In Bonded Concrete, Inc. v. Transcontinental Ins. Co., 784 N.Y.S.2d 212, the New York Appellate Division reviewed an issue that should be well settled but continues to be the subject of persistent litigation – whether the damages resulting from the poor quality work of the insured are covered under a commercial liability policy.  It has long been established as a general rule that poor quality work, faulty workmanship or the poor craftsmanship of an insured are “business risks” and not risks contemplated in the insurer - insured relationship.

Facts

In Bonded Concrete, the general contractor for a school renovation project sued the insured for allegedly supplying defective concrete for use in sidewalks. The insured tendered the pleadings to its insurer and demanded defense and indemnification.  The insurer investigated the claim and advised the insured that there was no coverage for the claim because the delivery of defective concrete did not constitute a covered “occurrence.”  The insurer also relied upon a number of exclusions in the policy in denying the insured’s tender, including the exclusion for property damage to “your product.”

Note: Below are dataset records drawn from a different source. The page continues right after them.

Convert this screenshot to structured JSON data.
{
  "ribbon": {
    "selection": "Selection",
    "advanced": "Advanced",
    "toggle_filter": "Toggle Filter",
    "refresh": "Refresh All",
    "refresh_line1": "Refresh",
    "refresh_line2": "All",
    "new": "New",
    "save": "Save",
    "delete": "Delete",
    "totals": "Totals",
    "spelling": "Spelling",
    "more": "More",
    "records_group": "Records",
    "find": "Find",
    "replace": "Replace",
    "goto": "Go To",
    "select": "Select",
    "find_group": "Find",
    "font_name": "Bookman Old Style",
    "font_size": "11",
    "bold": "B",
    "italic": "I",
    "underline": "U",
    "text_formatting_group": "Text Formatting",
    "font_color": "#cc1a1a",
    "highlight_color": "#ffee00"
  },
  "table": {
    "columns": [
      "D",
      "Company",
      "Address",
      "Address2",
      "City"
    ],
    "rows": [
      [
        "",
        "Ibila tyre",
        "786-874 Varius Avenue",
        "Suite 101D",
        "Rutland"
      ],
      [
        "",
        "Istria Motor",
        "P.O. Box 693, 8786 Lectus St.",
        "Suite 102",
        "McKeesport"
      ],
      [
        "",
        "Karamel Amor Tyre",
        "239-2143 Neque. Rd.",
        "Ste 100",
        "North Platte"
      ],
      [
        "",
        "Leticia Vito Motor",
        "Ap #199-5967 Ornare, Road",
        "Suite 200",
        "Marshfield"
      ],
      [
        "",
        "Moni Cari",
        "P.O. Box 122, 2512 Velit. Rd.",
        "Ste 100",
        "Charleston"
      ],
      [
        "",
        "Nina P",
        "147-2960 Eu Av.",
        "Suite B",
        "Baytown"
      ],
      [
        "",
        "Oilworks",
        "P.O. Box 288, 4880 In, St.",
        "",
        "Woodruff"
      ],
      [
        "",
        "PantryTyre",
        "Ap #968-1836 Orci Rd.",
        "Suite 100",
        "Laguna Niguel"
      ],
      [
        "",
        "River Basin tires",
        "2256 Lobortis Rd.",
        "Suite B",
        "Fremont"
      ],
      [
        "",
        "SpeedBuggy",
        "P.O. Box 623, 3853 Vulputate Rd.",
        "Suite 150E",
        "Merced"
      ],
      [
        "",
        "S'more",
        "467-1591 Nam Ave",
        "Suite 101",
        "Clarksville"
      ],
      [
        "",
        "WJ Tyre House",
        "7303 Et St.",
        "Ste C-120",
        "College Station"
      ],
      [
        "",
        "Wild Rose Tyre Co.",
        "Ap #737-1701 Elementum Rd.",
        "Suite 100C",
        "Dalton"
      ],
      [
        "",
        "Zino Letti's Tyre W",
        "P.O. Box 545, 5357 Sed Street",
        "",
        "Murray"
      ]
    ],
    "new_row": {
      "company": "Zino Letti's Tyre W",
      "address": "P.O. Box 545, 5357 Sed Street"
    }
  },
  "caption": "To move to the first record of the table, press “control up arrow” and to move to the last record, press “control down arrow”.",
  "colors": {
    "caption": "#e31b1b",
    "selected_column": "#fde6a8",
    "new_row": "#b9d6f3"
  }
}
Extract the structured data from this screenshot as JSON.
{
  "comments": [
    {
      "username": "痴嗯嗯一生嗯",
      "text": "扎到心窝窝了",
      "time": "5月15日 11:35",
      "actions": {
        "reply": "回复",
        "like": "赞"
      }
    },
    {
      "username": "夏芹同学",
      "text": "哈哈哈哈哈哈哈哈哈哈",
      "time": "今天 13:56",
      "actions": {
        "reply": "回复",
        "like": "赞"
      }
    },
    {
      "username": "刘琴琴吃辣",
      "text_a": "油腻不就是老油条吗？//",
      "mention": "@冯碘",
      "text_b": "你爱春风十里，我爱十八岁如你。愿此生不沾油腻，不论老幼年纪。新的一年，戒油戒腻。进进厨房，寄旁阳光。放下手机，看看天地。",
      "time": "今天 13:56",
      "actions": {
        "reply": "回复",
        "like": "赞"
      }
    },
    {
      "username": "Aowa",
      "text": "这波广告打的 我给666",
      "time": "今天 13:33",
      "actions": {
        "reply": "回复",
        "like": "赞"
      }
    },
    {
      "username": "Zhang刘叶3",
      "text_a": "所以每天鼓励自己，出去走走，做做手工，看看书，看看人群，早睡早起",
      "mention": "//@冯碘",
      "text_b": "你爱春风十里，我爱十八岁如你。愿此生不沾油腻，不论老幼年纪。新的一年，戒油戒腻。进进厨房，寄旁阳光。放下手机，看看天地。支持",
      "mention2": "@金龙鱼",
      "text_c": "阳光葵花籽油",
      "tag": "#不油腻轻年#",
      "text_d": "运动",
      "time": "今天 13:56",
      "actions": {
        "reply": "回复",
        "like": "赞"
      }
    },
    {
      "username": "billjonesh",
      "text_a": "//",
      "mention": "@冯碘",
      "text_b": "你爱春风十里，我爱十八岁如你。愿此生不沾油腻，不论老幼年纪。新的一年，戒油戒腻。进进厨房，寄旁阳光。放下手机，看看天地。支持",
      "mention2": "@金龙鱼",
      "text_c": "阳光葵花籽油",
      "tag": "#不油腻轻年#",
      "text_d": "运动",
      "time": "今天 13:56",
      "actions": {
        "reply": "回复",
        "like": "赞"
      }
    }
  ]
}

The insurer filed suit seeking a declaration that it had no duty to defend or indemnify.  The trial court granted summary judgment to the insurer and the insured appealed.

Analysis

The appellate court affirmed the grant of summary judgment to the insurer, basing its decision on the well-settled rule that a CGL insurer is not a surety for a construction contractor’s defective work product.  New York courts and those of most other jurisdictions have repeatedly held that the poor quality work of an insured is not covered if the damages relate to the correction, replacement or removal of the insured’s work.  If, on the other hand, the insured’s work causes damage, either property damage to another or bodily injury to another, there may be a covered “occurrence.”  This clear coverage line can be blurred where the insured’s work is incorporated into a larger project, becoming an integral part of that project.  In such a situation, it can be argued that replacing the whole due to damage from a sub-part is covered.  Because in Bonded Concrete the insured provided defective concrete and the damages sought were simply the costs of correcting the defect – as opposed to damages to property other than the completed work itself – there was no coverage.   The court rejected the insured’s argument that the case fell into the blurred area of products incorporated into a larger whole because the concrete was not a component of any other larger structure, but instead was itself the insured’s product, i.e. the sidewalk.

Learning Point: 

When a tender is received from an insured for coverage related to its product or work, three general classifications may exist: (1) covered, (2) uncovered and (3) the blurred damage to the whole arena.  If the damage is to the product of the insured and no other property or person, it may be classified as poor quality work and not potentially covered.  If there are allegations of damage to another person or property, it may be classified as a potentially covered loss for the damage other than to the insured’s product.  In the third classification, a line must be drawn somewhere between the insured’s poor quality work causing damage to property or person and the insured’s poor quality work causing damage to part of a larger whole.  In the former, there is no coverage for the insured’s product and the cost of repairing or replacing that product falls in the first classification and remains a “business risk.”  In the latter, since the property that is damaged is not the insured’s work or product, the damage is potentially covered as an “occurrence.”  If the insured’s product keeps its own use, identity or function, it is likely not part of a larger whole.  If, on the other hand, the insured’s product is integrated into a larger whole such that it no longer retains its identity or a separate function, it is possible that damage to the whole or to the value of the whole beyond the value of the insured’s product may fall in the third classification of damage by a component to a larger whole and it may be covered under a liability policy.